Seventy-six percent support a National Day of Prayer, which was especially popular among Protestants and Catholics; 53 percent said the Constitution establishes a Christian nation, and 60 percent of Protestants said a candidate’s affiliation was important, as compared to 44 percent of Catholics.

“Clearly most Americans want to keep government out of religion, said Ken Paulson, president of the First Amendment Center, “but they don’t see an expression of faith by a student at a public school event as a violation of the separation of church and state. Public school students actually enjoy quite a bit of religious freedom on school grounds, but high-profile battles over commencement ceremonies and other school wide events have left the opposite impression.”

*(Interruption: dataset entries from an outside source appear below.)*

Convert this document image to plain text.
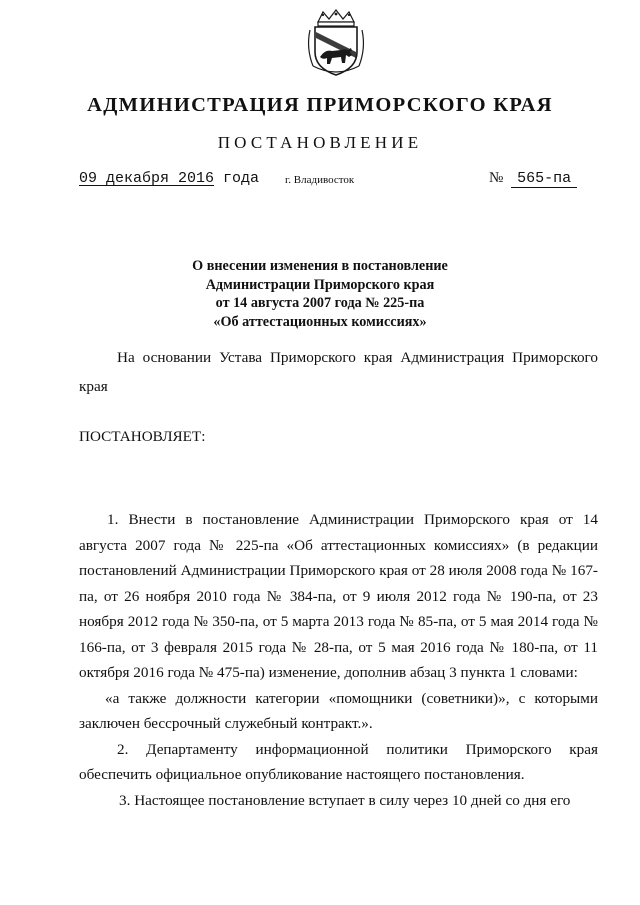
АДМИНИСТРАЦИЯ ПРИМОРСКОГО КРАЯ
ПОСТАНОВЛЕНИЕ
09 декабря 2016 года г. Владивосток	№ 565-па
О внесении изменения в постановление
Администрации Приморского края
от 14 августа 2007 года № 225-па
«Об аттестационных комиссиях»
На основании Устава Приморского края Администрация Приморского
края
ПОСТАНОВЛЯЕТ:

1. Внести в постановление Администрации Приморского края от 14 августа 2007 года № 225-па «Об аттестационных комиссиях» (в редакции постановлений Администрации Приморского края от 28 июля 2008 года № 167-па, от 26 ноября 2010 года № 384-па, от 9 июля 2012 года № 190-па, от 23 ноября 2012 года № 350-па, от 5 марта 2013 года № 85-па, от 5 мая 2014 года № 166-па, от 3 февраля 2015 года № 28-па, от 5 мая 2016 года № 180-па, от 11 октября 2016 года № 475-па) изменение, дополнив абзац 3 пункта 1 словами:

«а также должности категории «помощники (советники)», с которыми заключен бессрочный служебный контракт.».

2. Департаменту информационной политики Приморского края обеспечить официальное опубликование настоящего постановления.

3. Настоящее постановление вступает в силу через 10 дней со дня его
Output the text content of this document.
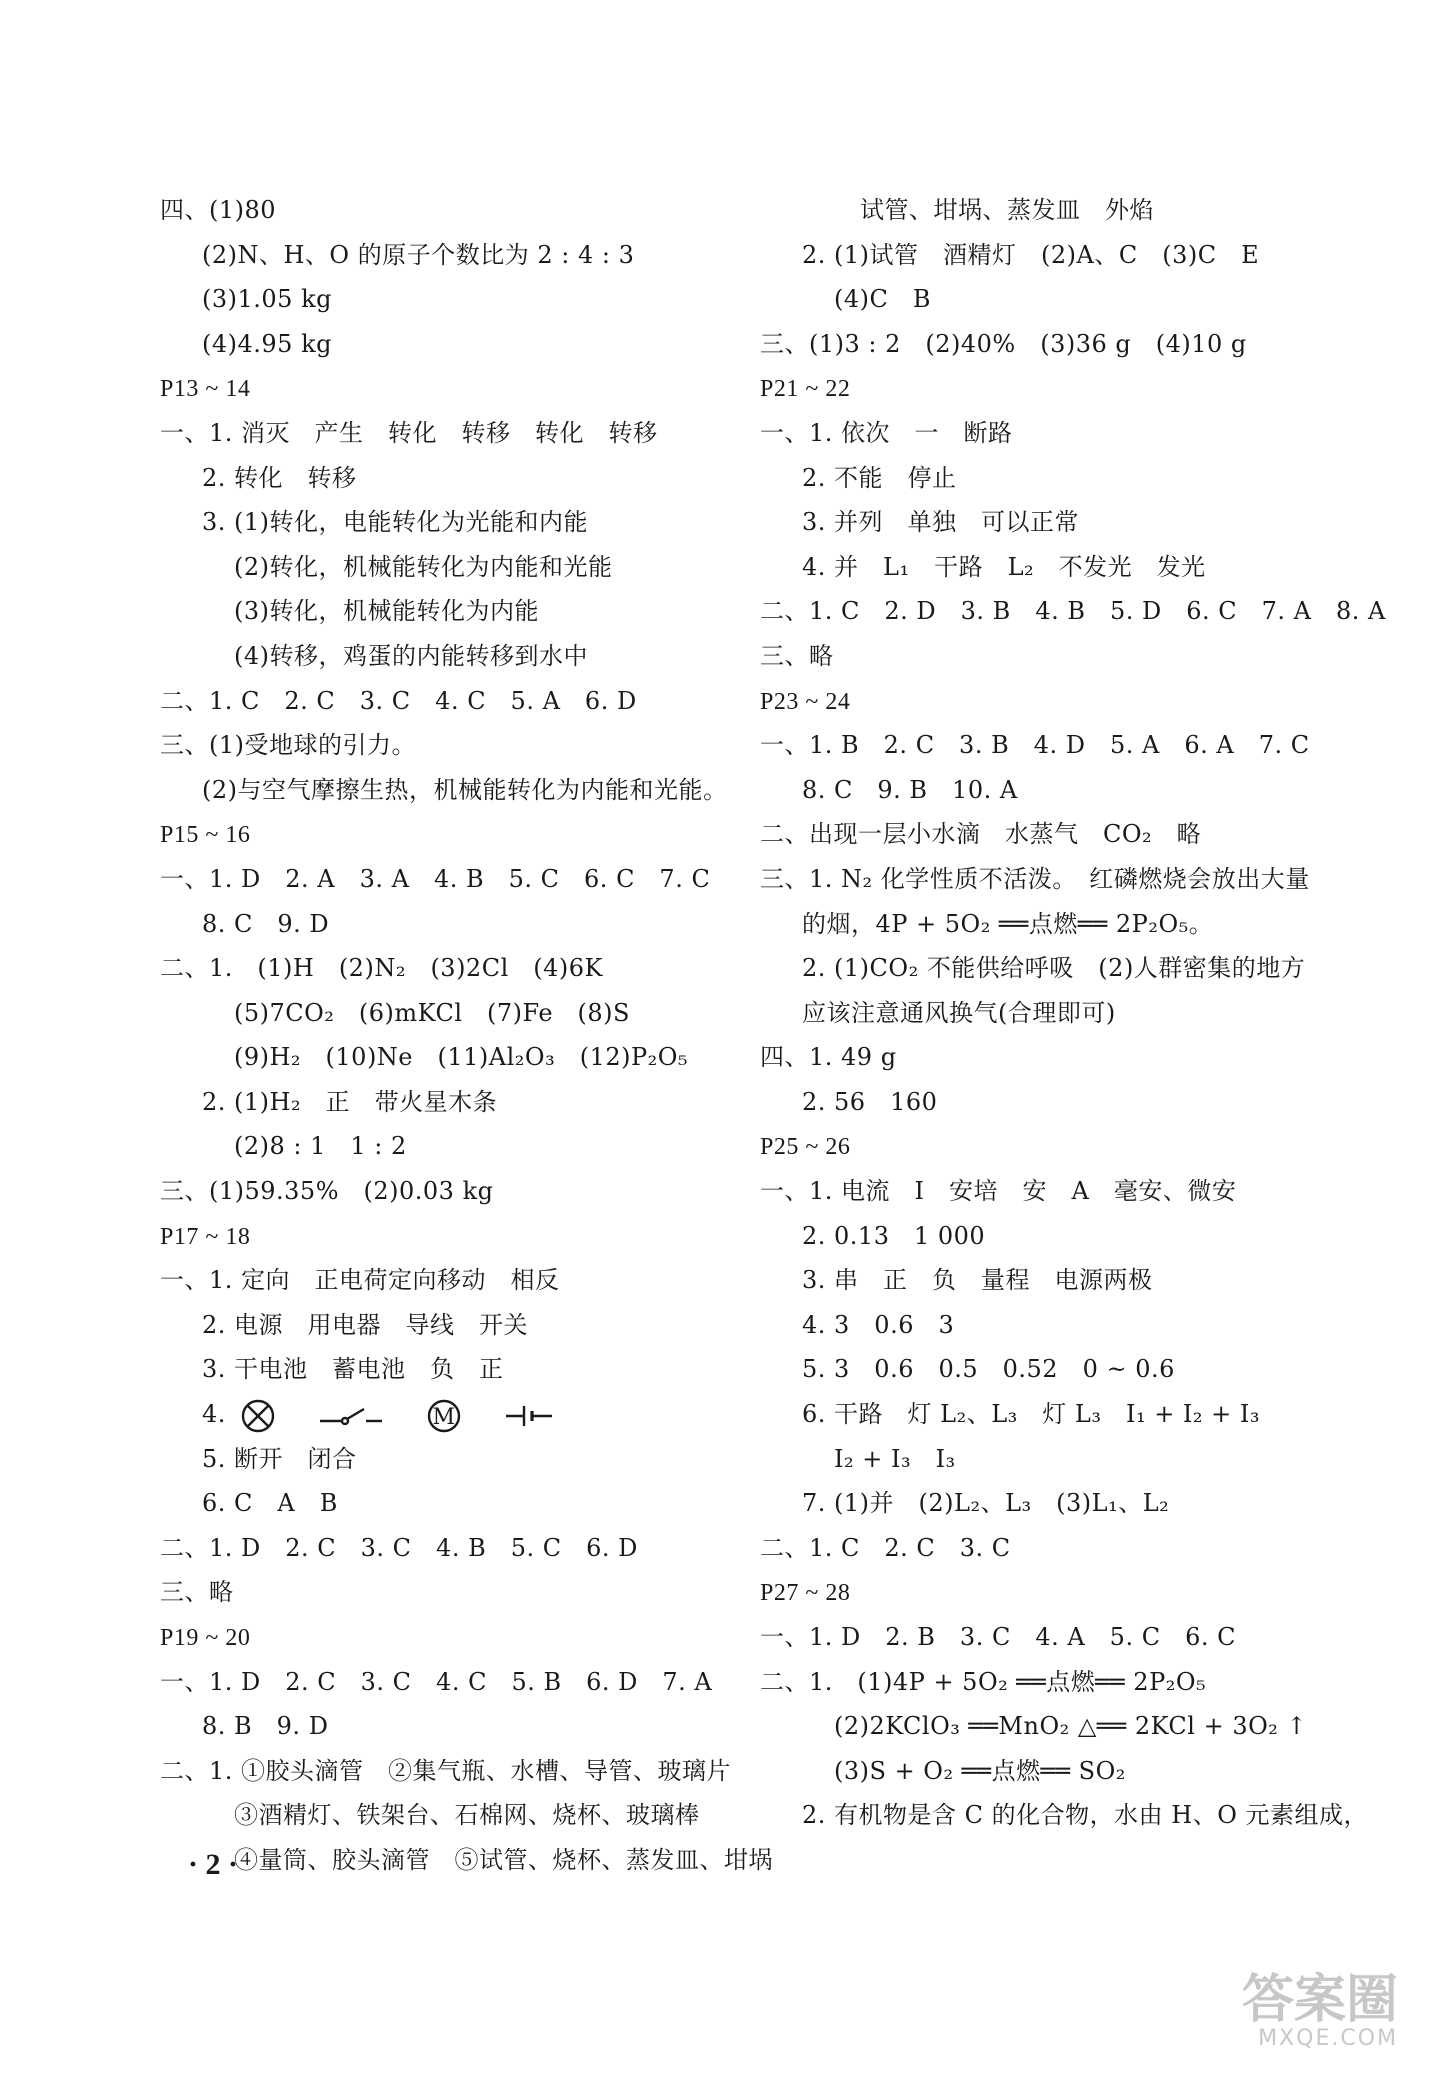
四、(1)80
(2)N、H、O 的原子个数比为 2 : 4 : 3
(3)1.05 kg
(4)4.95 kg
P13 ~ 14
一、1. 消灭　产生　转化　转移　转化　转移
2. 转化　转移
3. (1)转化，电能转化为光能和内能
(2)转化，机械能转化为内能和光能
(3)转化，机械能转化为内能
(4)转移，鸡蛋的内能转移到水中
二、1. C　2. C　3. C　4. C　5. A　6. D
三、(1)受地球的引力。
(2)与空气摩擦生热，机械能转化为内能和光能。
P15 ~ 16
一、1. D　2. A　3. A　4. B　5. C　6. C　7. C
8. C　9. D
二、1.　(1)H　(2)N₂　(3)2Cl　(4)6K
(5)7CO₂　(6)mKCl　(7)Fe　(8)S
(9)H₂　(10)Ne　(11)Al₂O₃　(12)P₂O₅
2. (1)H₂　正　带火星木条
(2)8 : 1　1 : 2
三、(1)59.35%　(2)0.03 kg
P17 ~ 18
一、1. 定向　正电荷定向移动　相反
2. 电源　用电器　导线　开关
3. 干电池　蓄电池　负　正
4.	M
5. 断开　闭合
6. C　A　B
二、1. D　2. C　3. C　4. B　5. C　6. D
三、略
P19 ~ 20
一、1. D　2. C　3. C　4. C　5. B　6. D　7. A
8. B　9. D
二、1. ①胶头滴管　②集气瓶、水槽、导管、玻璃片
③酒精灯、铁架台、石棉网、烧杯、玻璃棒
④量筒、胶头滴管　⑤试管、烧杯、蒸发皿、坩埚
试管、坩埚、蒸发皿　外焰
2. (1)试管　酒精灯　(2)A、C　(3)C　E
(4)C　B
三、(1)3 : 2　(2)40%　(3)36 g　(4)10 g
P21 ~ 22
一、1. 依次　一　断路
2. 不能　停止
3. 并列　单独　可以正常
4. 并　L₁　干路　L₂　不发光　发光
二、1. C　2. D　3. B　4. B　5. D　6. C　7. A　8. A
三、略
P23 ~ 24
一、1. B　2. C　3. B　4. D　5. A　6. A　7. C
8. C　9. B　10. A
二、出现一层小水滴　水蒸气　CO₂　略
三、1. N₂ 化学性质不活泼。　红磷燃烧会放出大量
的烟，4P + 5O₂ ══点燃══ 2P₂O₅。
2. (1)CO₂ 不能供给呼吸　(2)人群密集的地方
应该注意通风换气(合理即可)
四、1. 49 g
2. 56　160
P25 ~ 26
一、1. 电流　I　安培　安　A　毫安、微安
2. 0.13　1 000
3. 串　正　负　量程　电源两极
4. 3　0.6　3
5. 3　0.6　0.5　0.52　0 ~ 0.6
6. 干路　灯 L₂、L₃　灯 L₃　I₁ + I₂ + I₃
I₂ + I₃　I₃
7. (1)并　(2)L₂、L₃　(3)L₁、L₂
二、1. C　2. C　3. C
P27 ~ 28
一、1. D　2. B　3. C　4. A　5. C　6. C
二、1.　(1)4P + 5O₂ ══点燃══ 2P₂O₅
(2)2KClO₃ ══MnO₂ △══ 2KCl + 3O₂ ↑
(3)S + O₂ ══点燃══ SO₂
2. 有机物是含 C 的化合物，水由 H、O 元素组成，
· 2 ·
答案圈
MXQE.COM
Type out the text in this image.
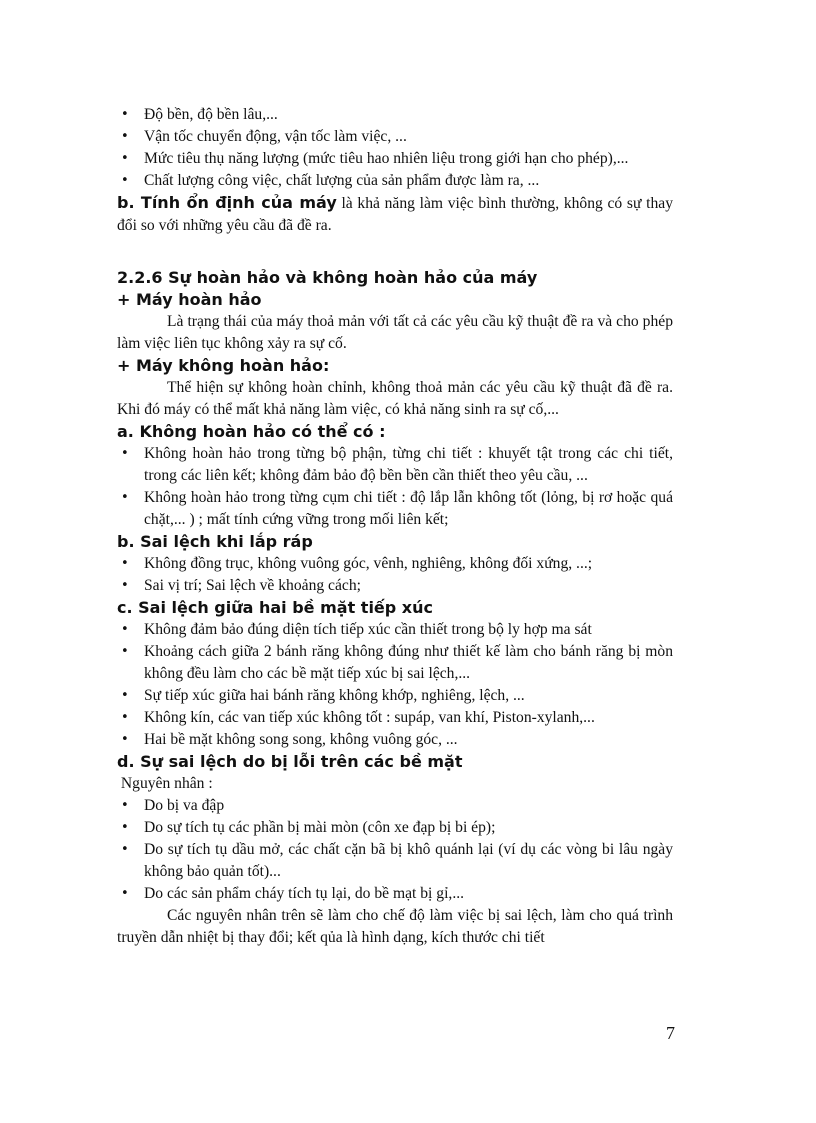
• Độ bền, độ bền lâu,...
• Vận tốc chuyển động, vận tốc làm việc, ...
• Mức tiêu thụ năng lượng (mức tiêu hao nhiên liệu trong giới hạn cho phép),...
• Chất lượng công việc, chất lượng của sản phẩm được làm ra, ...

b. Tính ổn định của máy là khả năng làm việc bình thường, không có sự thay đổi so với những yêu cầu đã đề ra.

2.2.6 Sự hoàn hảo và không hoàn hảo của máy
+ Máy hoàn hảo

Là trạng thái của máy thoả mản với tất cả các yêu cầu kỹ thuật đề ra và cho phép làm việc liên tục không xảy ra sự cố.

+ Máy không hoàn hảo:

Thể hiện sự không hoàn chỉnh, không thoả mản các yêu cầu kỹ thuật đã đề ra. Khi đó máy có thể mất khả năng làm việc, có khả năng sinh ra sự cố,...

a. Không hoàn hảo có thể có :
• Không hoàn hảo trong từng bộ phận, từng chi tiết : khuyết tật trong các chi tiết, trong các liên kết; không đảm bảo độ bền bền cần thiết theo yêu cầu, ...
• Không hoàn hảo trong từng cụm chi tiết : độ lắp lẫn không tốt (lỏng, bị rơ hoặc quá chặt,... ) ; mất tính cứng vững trong mối liên kết;
b. Sai lệch khi lắp ráp
• Không đồng trục, không vuông góc, vênh, nghiêng, không đối xứng, ...;
• Sai vị trí; Sai lệch về khoảng cách;
c. Sai lệch giữa hai bề mặt tiếp xúc
• Không đảm bảo đúng diện tích tiếp xúc cần thiết trong bộ ly hợp ma sát
• Khoảng cách giữa 2 bánh răng không đúng như thiết kế làm cho bánh răng bị mòn không đều làm cho các bề mặt tiếp xúc bị sai lệch,...
• Sự tiếp xúc giữa hai bánh răng không khớp, nghiêng, lệch, ...
• Không kín, các van tiếp xúc không tốt : supáp, van khí, Piston-xylanh,...
• Hai bề mặt không song song, không vuông góc, ...
d. Sự sai lệch do bị lỗi trên các bề mặt

Nguyên nhân :

• Do bị va đập
• Do sự tích tụ các phần bị mài mòn (côn xe đạp bị bi ép);
• Do sự tích tụ dầu mở, các chất cặn bã bị khô quánh lại (ví dụ các vòng bi lâu ngày không bảo quản tốt)...
• Do các sản phẩm cháy tích tụ lại, do bề mạt bị gỉ,...

Các nguyên nhân trên sẽ làm cho chế độ làm việc bị sai lệch, làm cho quá trình truyền dẫn nhiệt bị thay đổi; kết qủa là hình dạng, kích thước chi tiết

7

The survey revealed that 61 percent of respondents said the freedom to worship “applies to all religious groups regardless of how extreme their views are,” while 28 percent said that freedom never was intended to apply to groups “most people would consider fringe or extreme.”

“Americans clearly defend individual expression of religious views,” said Gene Policinski, vice president of the First Amendment Center, “but fewer are willing to extend the First Amendment’s protection to faiths that they see as far removed from their own. I’m troubled that nearly three in 10 people in a nation founded in part by ancestors who fled countries where their faiths at the time were viewed as ‘fringe or extreme’ are not willing to defend religious liberty for other faiths in similar circumstances today.”

The nationwide telephone survey of (only) 1,003 adults by the national polling firm, The Pert Group, ran from July 28 to Aug. 6.

The First Amendment Center supports the First Amendment and builds understanding of its core freedoms through education, information and entertainment; the Center serves as a forum for the study and exploration of free-expression issues, including freedom of speech, of the press and of religion, and the rights to assemble and to petition the government.